From now on, keep in mind the proverb "mouha mada nari, mada wa mou nari" (the saying that what is future becomes presentthrough patience)
To our subscribers
Regarding last Wednesday's comment, we learned today that it had not been published, and although it was late, we have published it today.
We sincerely apologize for the inconvenience.
We sincerely apologize for the inconvenience.
In this week's forecast, the main factor behind the recent rise in Japanese stocks is believed to be buying by foreign investors. However, if the U.S. market shakes due to the debt ceiling issue, caution is required.
If there is a significant decline, Japanese companies have been actively returning value to shareholders, and relatively undervalued Japanese stocks are expected to be bought back. Also, since earnings are being reported through Monday the 15th, there is a possibility of speed adjustments. Therefore, the range was set at 28,500 to 29,700 yen, and at the 29,700 yen level, caution was advised.
However, on Monday, May 15, the index rose to 29,626 yen, exceeding 29,500 yen for the first time in a year and a half, and on Tuesday, the 16th, it rose temporarily to 29,916 yen, +290 yen, and closed at 29,842 yen, up for the fourth day in a row, approaching the 30,000 level. Following the U.S. tech stock rally the previous day, the rise was led by futures, mainly semiconductor-related stocks.
A strong trend led by foreigners, underpinned by the Bank of Japan's monetary easing and measures to correct PBR below 1x (price-to-book ratio), has driven this advance, including shareholder return policies.
And today, Wednesday the 17th, opened at +69 yen at 29,912 yen, with a continued gradual rise, and the closing price was +250 yen at 30,093 yen, recovering to the 30,000 level for the first time since September 28, 2021 (1 year and 8 months). Today's rise is thought to be driven by foreign buying.

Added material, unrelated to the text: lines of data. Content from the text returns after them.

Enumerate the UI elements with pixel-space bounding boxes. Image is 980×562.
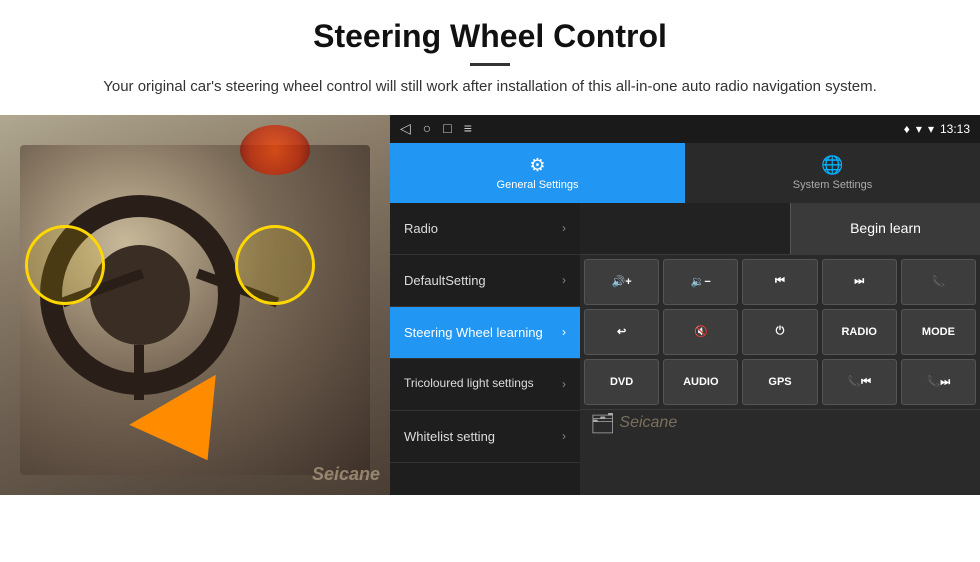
gps-button[interactable]: GPS [742,359,817,405]
btn-row-3: DVD AUDIO GPS 📞⏮ 📞⏭ [584,359,976,405]
status-indicators: ♦ ▾ ▾ 13:13 [904,122,970,136]
seicane-label: Seicane [619,414,677,432]
bottom-icon: 🗂 [590,411,615,436]
mute-button[interactable]: 🔇 [663,309,738,355]
main-content: Seicane ◁ ○ □ ≡ ♦ ▾ ▾ 13:13 ⚙ General Se… [0,115,980,495]
prev-track-icon: ⏮ [775,275,785,288]
mode-label: MODE [922,326,955,338]
audio-button[interactable]: AUDIO [663,359,738,405]
android-ui: ◁ ○ □ ≡ ♦ ▾ ▾ 13:13 ⚙ General Settings 🌐… [390,115,980,495]
nav-menu-icon[interactable]: ≡ [464,120,472,137]
clock: 13:13 [940,122,970,136]
gear-icon: ⚙ [529,155,545,176]
watermark: Seicane [312,464,380,485]
nav-home-icon[interactable]: ○ [423,120,431,137]
phone-prev-icon: 📞⏮ [847,375,871,389]
audio-label: AUDIO [683,376,718,388]
tab-general-settings[interactable]: ⚙ General Settings [390,143,685,203]
phone-icon: 📞 [932,275,946,288]
highlight-circle-right [235,225,315,305]
menu-whitelist-label: Whitelist setting [404,429,495,444]
menu-radio-label: Radio [404,221,438,236]
vol-up-button[interactable]: 🔊+ [584,259,659,305]
menu-arrow-steering: › [562,325,566,339]
tab-bar: ⚙ General Settings 🌐 System Settings [390,143,980,203]
btn-row-1: 🔊+ 🔉− ⏮ ⏭ 📞 [584,259,976,305]
arrow-container [130,385,250,465]
dvd-label: DVD [610,376,633,388]
radio-label: RADIO [841,326,876,338]
nav-back-icon[interactable]: ◁ [400,120,411,137]
prev-track-button[interactable]: ⏮ [742,259,817,305]
menu-item-default[interactable]: DefaultSetting › [390,255,580,307]
steering-wheel-center [90,245,190,345]
vol-down-button[interactable]: 🔉− [663,259,738,305]
controls-panel: Begin learn 🔊+ 🔉− ⏮ [580,203,980,495]
menu-item-whitelist[interactable]: Whitelist setting › [390,411,580,463]
next-track-icon: ⏭ [854,275,864,288]
call-end-button[interactable]: ↩ [584,309,659,355]
page-title: Steering Wheel Control [60,18,920,55]
learn-input-field[interactable] [580,203,790,254]
menu-default-label: DefaultSetting [404,273,486,288]
mode-button[interactable]: MODE [901,309,976,355]
signal-icon: ▾ [928,122,934,136]
menu-arrow-tricoloured: › [562,377,566,391]
menu-arrow-default: › [562,273,566,287]
page-header: Steering Wheel Control Your original car… [0,0,980,109]
globe-icon: 🌐 [821,155,843,176]
page-subtitle: Your original car's steering wheel contr… [80,76,900,99]
tab-general-label: General Settings [497,179,579,191]
menu-item-tricoloured[interactable]: Tricoloured light settings › [390,359,580,411]
menu-arrow-whitelist: › [562,429,566,443]
gps-label: GPS [768,376,791,388]
tab-system-settings[interactable]: 🌐 System Settings [685,143,980,203]
menu-tricoloured-label: Tricoloured light settings [404,376,534,392]
dvd-button[interactable]: DVD [584,359,659,405]
car-photo: Seicane [0,115,390,495]
vol-down-icon: 🔉− [691,275,711,288]
call-end-icon: ↩ [617,325,626,338]
location-icon: ♦ [904,122,910,136]
menu-list: Radio › DefaultSetting › Steering Wheel … [390,203,580,495]
bottom-partial: 🗂 Seicane [580,409,980,437]
radio-button[interactable]: RADIO [822,309,897,355]
phone-prev-button[interactable]: 📞⏮ [822,359,897,405]
begin-learn-row: Begin learn [580,203,980,255]
power-button[interactable]: ⏻ [742,309,817,355]
phone-next-icon: 📞⏭ [927,375,951,389]
begin-learn-button[interactable]: Begin learn [790,203,980,254]
nav-icons: ◁ ○ □ ≡ [400,120,472,137]
menu-steering-label: Steering Wheel learning [404,325,543,340]
status-bar: ◁ ○ □ ≡ ♦ ▾ ▾ 13:13 [390,115,980,143]
menu-item-steering[interactable]: Steering Wheel learning › [390,307,580,359]
mute-icon: 🔇 [694,325,708,338]
highlight-circle-left [25,225,105,305]
power-icon: ⏻ [776,325,785,338]
nav-recent-icon[interactable]: □ [443,120,451,137]
title-divider [470,63,510,66]
menu-item-radio[interactable]: Radio › [390,203,580,255]
buttons-grid: 🔊+ 🔉− ⏮ ⏭ 📞 [580,255,980,409]
phone-next-button[interactable]: 📞⏭ [901,359,976,405]
tab-system-label: System Settings [793,179,872,191]
content-area: Radio › DefaultSetting › Steering Wheel … [390,203,980,495]
vol-up-icon: 🔊+ [612,275,632,288]
dashboard-gauge [240,125,310,175]
menu-arrow-radio: › [562,221,566,235]
btn-row-2: ↩ 🔇 ⏻ RADIO MODE [584,309,976,355]
wifi-icon: ▾ [916,122,922,136]
phone-button[interactable]: 📞 [901,259,976,305]
next-track-button[interactable]: ⏭ [822,259,897,305]
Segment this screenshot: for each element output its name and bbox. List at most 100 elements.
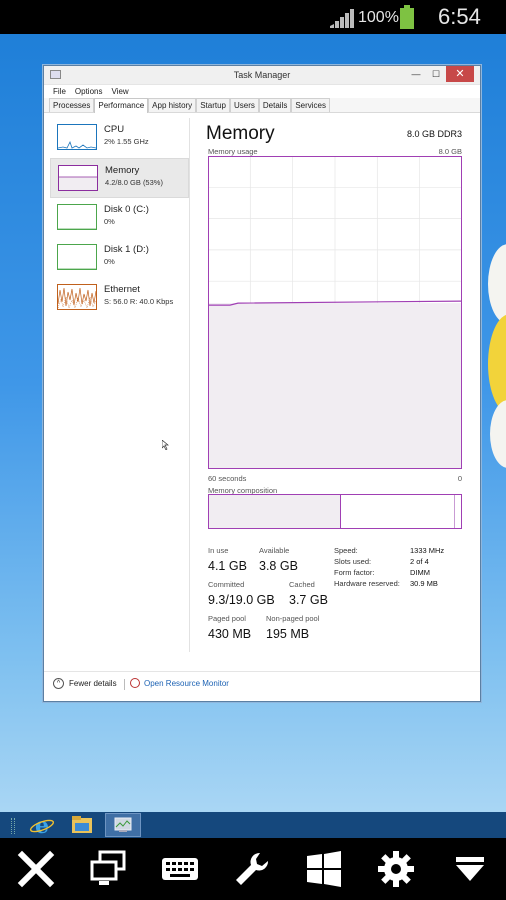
- tab-users[interactable]: Users: [229, 98, 259, 112]
- memory-panel: Memory 8.0 GB DDR3 Memory usage 8.0 GB 6…: [206, 118, 464, 652]
- open-resource-monitor-link[interactable]: Open Resource Monitor: [130, 678, 229, 688]
- dropdown-icon[interactable]: [450, 849, 490, 889]
- svg-text:e: e: [35, 813, 49, 837]
- non-paged-pool-label: Non-paged pool: [266, 614, 320, 623]
- sidebar-label-ethernet: Ethernet: [104, 284, 140, 295]
- chevron-up-icon: ^: [53, 678, 64, 689]
- battery-percent: 100%: [358, 9, 399, 26]
- slots-used-label: Slots used:: [334, 557, 372, 566]
- screen: 100% 6:54 Task Manager — ☐ ✕ File Option…: [0, 0, 506, 900]
- speed-label: Speed:: [334, 546, 358, 555]
- sidebar-detail-memory: 4.2/8.0 GB (53%): [105, 178, 163, 187]
- memory-usage-max: 8.0 GB: [438, 147, 462, 156]
- settings-icon[interactable]: [376, 849, 416, 889]
- menu-bar: File Options View: [44, 85, 480, 98]
- tab-processes[interactable]: Processes: [49, 98, 95, 112]
- composition-in-use: [209, 495, 341, 528]
- cached-value: 3.7 GB: [289, 593, 328, 607]
- memory-composition-bar: [208, 494, 462, 529]
- memory-usage-label: Memory usage: [208, 147, 258, 156]
- panel-title: Memory: [206, 123, 275, 144]
- sidebar-detail-cpu: 2% 1.55 GHz: [104, 137, 149, 146]
- in-use-value: 4.1 GB: [208, 559, 247, 573]
- available-value: 3.8 GB: [259, 559, 298, 573]
- menu-view[interactable]: View: [111, 85, 128, 98]
- battery-icon: [400, 5, 414, 29]
- paged-pool-label: Paged pool: [208, 614, 246, 623]
- wrench-icon[interactable]: [232, 849, 272, 889]
- resource-sidebar: CPU 2% 1.55 GHz Memory 4.2/8.0 GB (53%): [50, 118, 190, 652]
- sidebar-detail-disk-1: 0%: [104, 257, 115, 266]
- disk0-thumbnail-graph: [57, 204, 97, 230]
- performance-pane: CPU 2% 1.55 GHz Memory 4.2/8.0 GB (53%): [44, 114, 480, 674]
- daisy-wallpaper: [488, 244, 506, 468]
- windows-icon[interactable]: [304, 849, 344, 889]
- sidebar-label-cpu: CPU: [104, 124, 125, 135]
- footer-separator: [124, 679, 125, 690]
- composition-free: [455, 495, 461, 528]
- taskbar-grip[interactable]: [11, 818, 15, 834]
- disk1-thumbnail-graph: [57, 244, 97, 270]
- file-explorer-icon[interactable]: [64, 813, 100, 837]
- tab-performance[interactable]: Performance: [94, 98, 149, 113]
- maximize-button[interactable]: ☐: [426, 66, 446, 82]
- cached-label: Cached: [289, 580, 315, 589]
- open-resource-monitor-label: Open Resource Monitor: [144, 678, 229, 688]
- menu-file[interactable]: File: [53, 85, 66, 98]
- task-manager-taskbar-icon[interactable]: [105, 813, 141, 837]
- sidebar-label-disk-0: Disk 0 (C:): [104, 204, 149, 215]
- tab-app-history[interactable]: App history: [148, 98, 197, 112]
- sidebar-detail-ethernet: S: 56.0 R: 40.0 Kbps: [104, 297, 174, 306]
- sidebar-item-memory[interactable]: Memory 4.2/8.0 GB (53%): [50, 158, 189, 198]
- slots-used-value: 2 of 4: [410, 557, 429, 566]
- sidebar-item-disk-0[interactable]: Disk 0 (C:) 0%: [50, 198, 189, 238]
- in-use-label: In use: [208, 546, 229, 555]
- switch-screen-icon[interactable]: [88, 849, 128, 889]
- committed-label: Committed: [208, 580, 245, 589]
- close-icon[interactable]: [16, 849, 56, 889]
- window-footer: ^ Fewer details Open Resource Monitor: [44, 671, 480, 693]
- sidebar-label-disk-1: Disk 1 (D:): [104, 244, 149, 255]
- internet-explorer-icon[interactable]: e: [24, 813, 60, 839]
- hardware-reserved-value: 30.9 MB: [410, 579, 438, 588]
- taskbar: e: [0, 812, 506, 839]
- tab-startup[interactable]: Startup: [196, 98, 230, 112]
- time-end-label: 0: [457, 474, 462, 483]
- fewer-details-button[interactable]: ^ Fewer details: [53, 678, 117, 689]
- committed-value: 9.3/19.0 GB: [208, 593, 275, 607]
- form-factor-label: Form factor:: [334, 568, 375, 577]
- tab-bar: Processes Performance App history Startu…: [44, 98, 480, 113]
- tab-details[interactable]: Details: [258, 98, 292, 112]
- hardware-reserved-label: Hardware reserved:: [334, 579, 400, 588]
- tab-services[interactable]: Services: [291, 98, 331, 112]
- mouse-cursor-icon: [162, 440, 169, 450]
- non-paged-pool-value: 195 MB: [266, 627, 310, 641]
- sidebar-item-disk-1[interactable]: Disk 1 (D:) 0%: [50, 238, 189, 278]
- form-factor-value: DIMM: [410, 568, 430, 577]
- sidebar-label-memory: Memory: [105, 165, 140, 176]
- memory-usage-graph: [208, 156, 462, 469]
- time-range-label: 60 seconds: [208, 474, 247, 483]
- composition-standby: [343, 495, 455, 528]
- keyboard-icon[interactable]: [160, 849, 200, 889]
- sidebar-detail-disk-0: 0%: [104, 217, 115, 226]
- ethernet-thumbnail-graph: [57, 284, 97, 310]
- sidebar-item-ethernet[interactable]: Ethernet S: 56.0 R: 40.0 Kbps: [50, 278, 189, 318]
- desktop: Task Manager — ☐ ✕ File Options View Pro…: [0, 34, 506, 812]
- clock: 6:54: [438, 4, 481, 29]
- remote-control-bar: [0, 838, 506, 900]
- memory-usage-area: [209, 303, 461, 468]
- speed-value: 1333 MHz: [410, 546, 445, 555]
- resource-monitor-icon: [130, 678, 140, 688]
- paged-pool-value: 430 MB: [208, 627, 252, 641]
- close-button[interactable]: ✕: [446, 66, 474, 82]
- menu-options[interactable]: Options: [75, 85, 103, 98]
- available-label: Available: [259, 546, 290, 555]
- memory-thumbnail-graph: [58, 165, 98, 191]
- fewer-details-label: Fewer details: [69, 679, 117, 688]
- sidebar-item-cpu[interactable]: CPU 2% 1.55 GHz: [50, 118, 189, 158]
- minimize-button[interactable]: —: [406, 66, 426, 82]
- title-bar[interactable]: Task Manager — ☐ ✕: [44, 66, 480, 85]
- task-manager-window: Task Manager — ☐ ✕ File Options View Pro…: [43, 65, 481, 702]
- memory-spec: 8.0 GB DDR3: [406, 129, 462, 139]
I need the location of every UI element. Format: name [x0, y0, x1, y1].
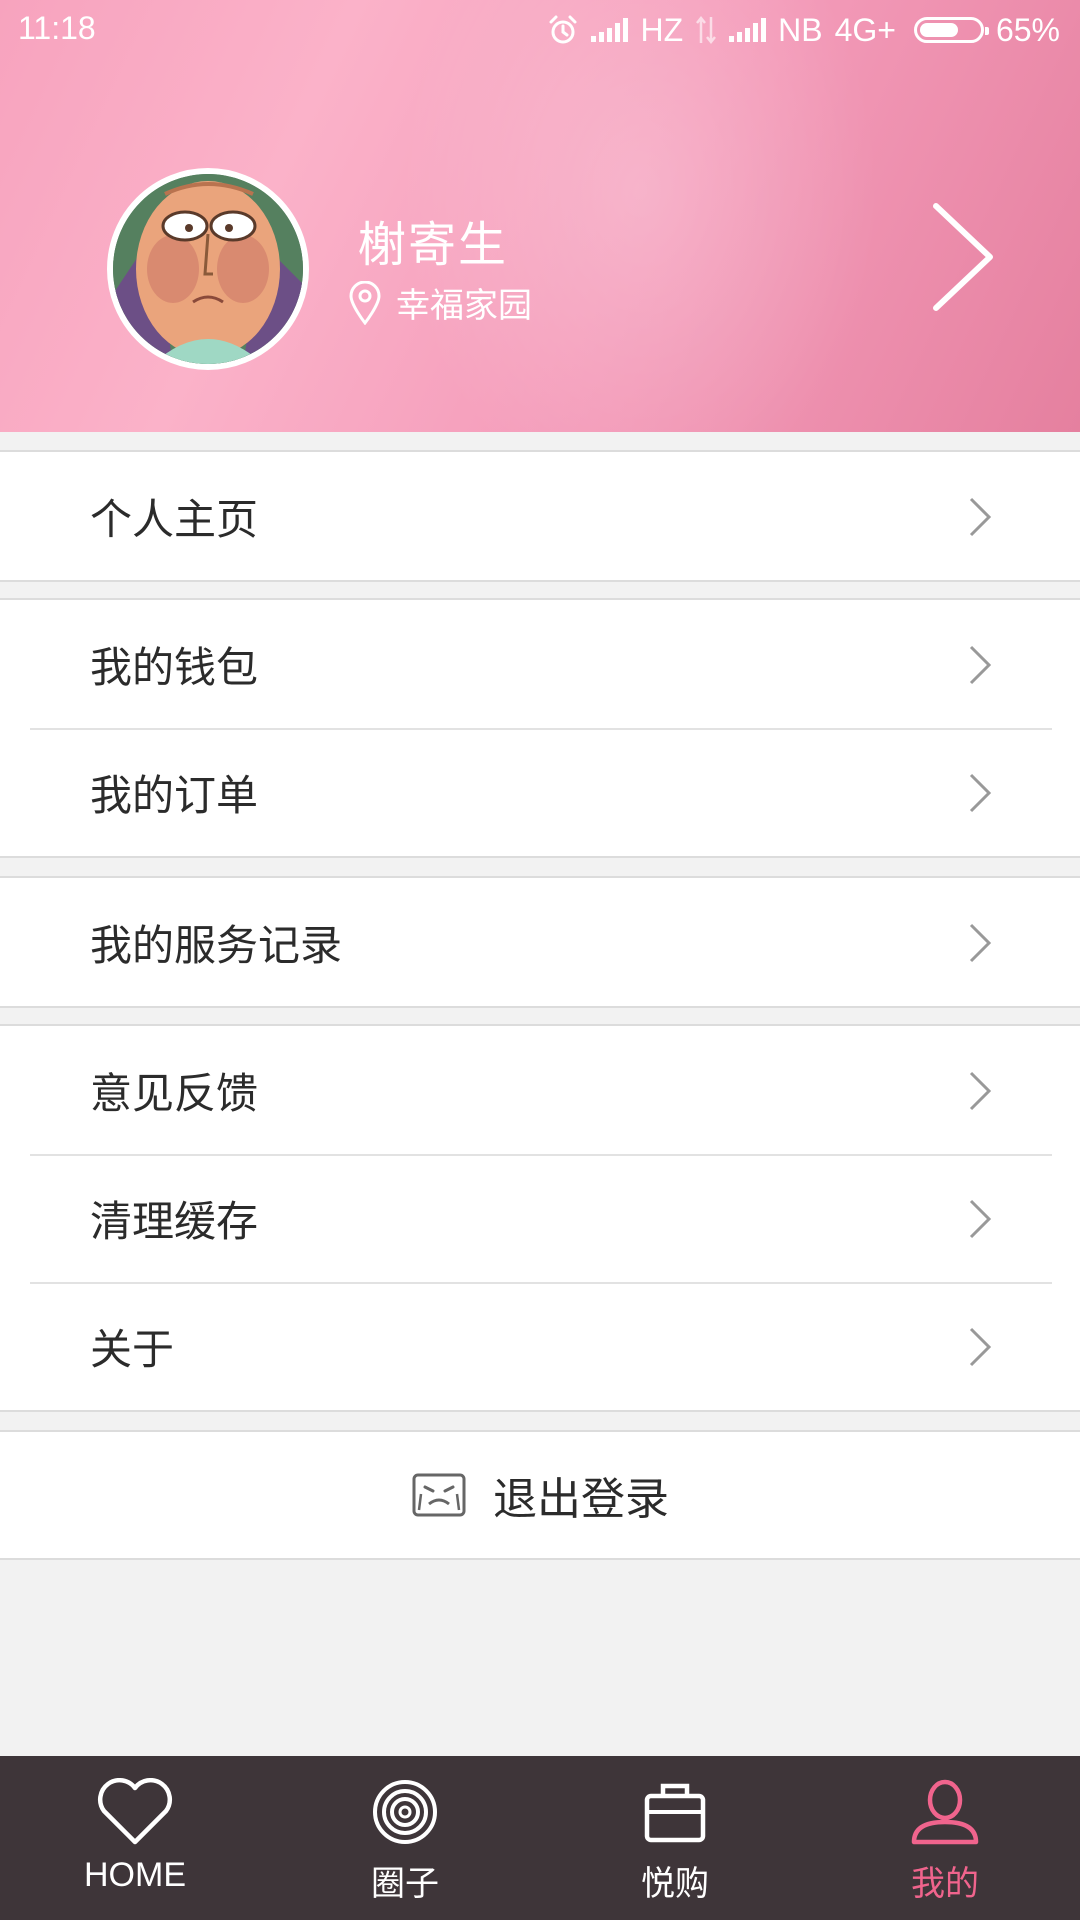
- chevron-right-icon: [969, 497, 992, 537]
- location-row: 幸福家园: [348, 278, 532, 327]
- heart-icon: [98, 1778, 172, 1845]
- menu-item-service-records[interactable]: 我的服务记录: [0, 878, 1080, 1006]
- bottom-tab-bar: HOME 圈子 悦购 我的: [0, 1756, 1080, 1920]
- menu-item-wallet[interactable]: 我的钱包: [0, 600, 1080, 728]
- menu-item-label: 我的钱包: [90, 642, 259, 692]
- menu-item-homepage[interactable]: 个人主页: [0, 452, 1080, 580]
- signal-icon-2: [729, 18, 767, 42]
- alarm-icon: [549, 15, 577, 44]
- chevron-right-icon: [969, 645, 992, 685]
- logout-label: 退出登录: [493, 1474, 669, 1525]
- chevron-right-icon[interactable]: [928, 202, 998, 312]
- menu-item-label: 我的订单: [90, 770, 259, 820]
- menu-group-account: 我的钱包 我的订单: [0, 598, 1080, 858]
- tab-circle[interactable]: 圈子: [270, 1756, 540, 1920]
- tab-label: 悦购: [641, 1865, 709, 1903]
- menu-item-clear-cache[interactable]: 清理缓存: [0, 1154, 1080, 1282]
- chevron-right-icon: [969, 1199, 992, 1239]
- data-transfer-icon: [696, 15, 717, 45]
- avatar[interactable]: [107, 168, 309, 370]
- user-icon: [911, 1779, 979, 1845]
- chevron-right-icon: [969, 1327, 992, 1367]
- avatar-image: [113, 174, 303, 364]
- status-bar: 11:18 HZ NB 4G+ 65%: [0, 0, 1080, 62]
- menu-item-label: 意见反馈: [90, 1068, 259, 1118]
- menu-item-label: 我的服务记录: [90, 920, 343, 970]
- chevron-right-icon: [969, 923, 992, 963]
- menu-item-label: 个人主页: [90, 494, 259, 544]
- tab-shop[interactable]: 悦购: [540, 1756, 810, 1920]
- menu-group-service: 我的服务记录: [0, 876, 1080, 1008]
- menu-item-feedback[interactable]: 意见反馈: [0, 1026, 1080, 1154]
- signal-icon: [591, 18, 629, 42]
- menu-item-orders[interactable]: 我的订单: [0, 728, 1080, 856]
- menu-item-label: 关于: [90, 1324, 175, 1374]
- menu-group-settings: 意见反馈 清理缓存 关于: [0, 1024, 1080, 1412]
- circle-target-icon: [373, 1780, 437, 1844]
- profile-header[interactable]: 11:18 HZ NB 4G+ 65% 榭寄生 幸福家园: [0, 0, 1080, 432]
- location-label: 幸福家园: [396, 286, 532, 326]
- location-pin-icon: [349, 280, 381, 325]
- battery-percent: 65%: [995, 11, 1060, 48]
- user-name[interactable]: 榭寄生: [358, 205, 508, 275]
- chevron-right-icon: [969, 1071, 992, 1111]
- status-time: 11:18: [18, 10, 96, 46]
- carrier-label-2: NB: [778, 11, 823, 48]
- logout-button[interactable]: 退出登录: [0, 1430, 1080, 1560]
- menu-item-about[interactable]: 关于: [0, 1282, 1080, 1410]
- status-icons: HZ NB 4G+ 65%: [547, 8, 1060, 52]
- tab-label: 我的: [911, 1865, 979, 1903]
- crying-face-icon: [412, 1473, 466, 1517]
- shopping-bag-icon: [644, 1783, 706, 1843]
- tab-label: 圈子: [371, 1865, 439, 1903]
- menu-group-profile: 个人主页: [0, 450, 1080, 582]
- tab-home[interactable]: HOME: [0, 1756, 270, 1920]
- menu-item-label: 清理缓存: [90, 1196, 259, 1246]
- carrier-label-1: HZ: [640, 11, 684, 48]
- chevron-right-icon: [969, 773, 992, 813]
- tab-mine[interactable]: 我的: [810, 1756, 1080, 1920]
- network-type: 4G+: [834, 11, 896, 48]
- tab-label: HOME: [84, 1856, 186, 1894]
- battery-icon: [913, 17, 989, 43]
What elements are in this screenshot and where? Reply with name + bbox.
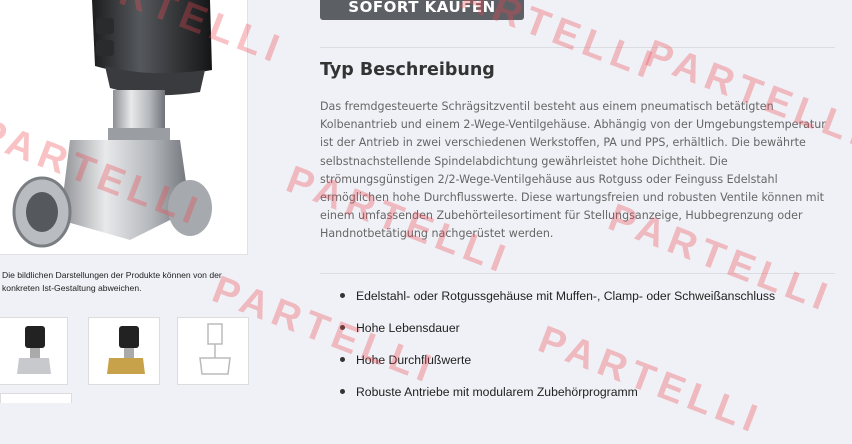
feature-item: Edelstahl- oder Rotgussgehäuse mit Muffe… — [338, 284, 838, 316]
feature-item: Hohe Lebensdauer — [338, 316, 838, 348]
product-description: Das fremdgesteuerte Schrägsitzventil bes… — [320, 100, 826, 241]
feature-item: Robuste Antriebe mit modularem Zubehörpr… — [338, 380, 838, 412]
divider — [320, 47, 835, 48]
feature-list: Edelstahl- oder Rotgussgehäuse mit Muffe… — [338, 284, 838, 412]
thumbnail-valve-stainless[interactable] — [0, 317, 68, 385]
buy-now-button[interactable]: SOFORT KAUFEN — [320, 0, 524, 20]
valve-illustration — [12, 0, 212, 248]
thumbnail-valve-brass[interactable] — [88, 317, 160, 385]
divider — [320, 273, 835, 274]
image-disclaimer: Die bildlichen Darstellungen der Produkt… — [2, 270, 222, 293]
section-title: Typ Beschreibung — [320, 60, 495, 80]
valve-drawing-icon — [199, 323, 231, 375]
thumbnail-next[interactable] — [0, 393, 72, 403]
valve-thumbnail-icon — [17, 326, 51, 374]
product-main-image[interactable] — [0, 0, 248, 255]
valve-thumbnail-icon — [107, 326, 145, 374]
thumbnail-valve-drawing[interactable] — [177, 317, 249, 385]
feature-item: Hohe Durchflußwerte — [338, 348, 838, 380]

There is a strong sense of upside, and hitting 30,000 on the Nikkei 225 is an immediate target, but as the saying goes “what’s not yet is coming,” if you think it’s still okay, there is a high chance that the market will turn down sooner than you expect.
Foreign investors (short-term players) have been buying using futures, so if a drop occurs, their exit will be quick, making heightened caution essential from here.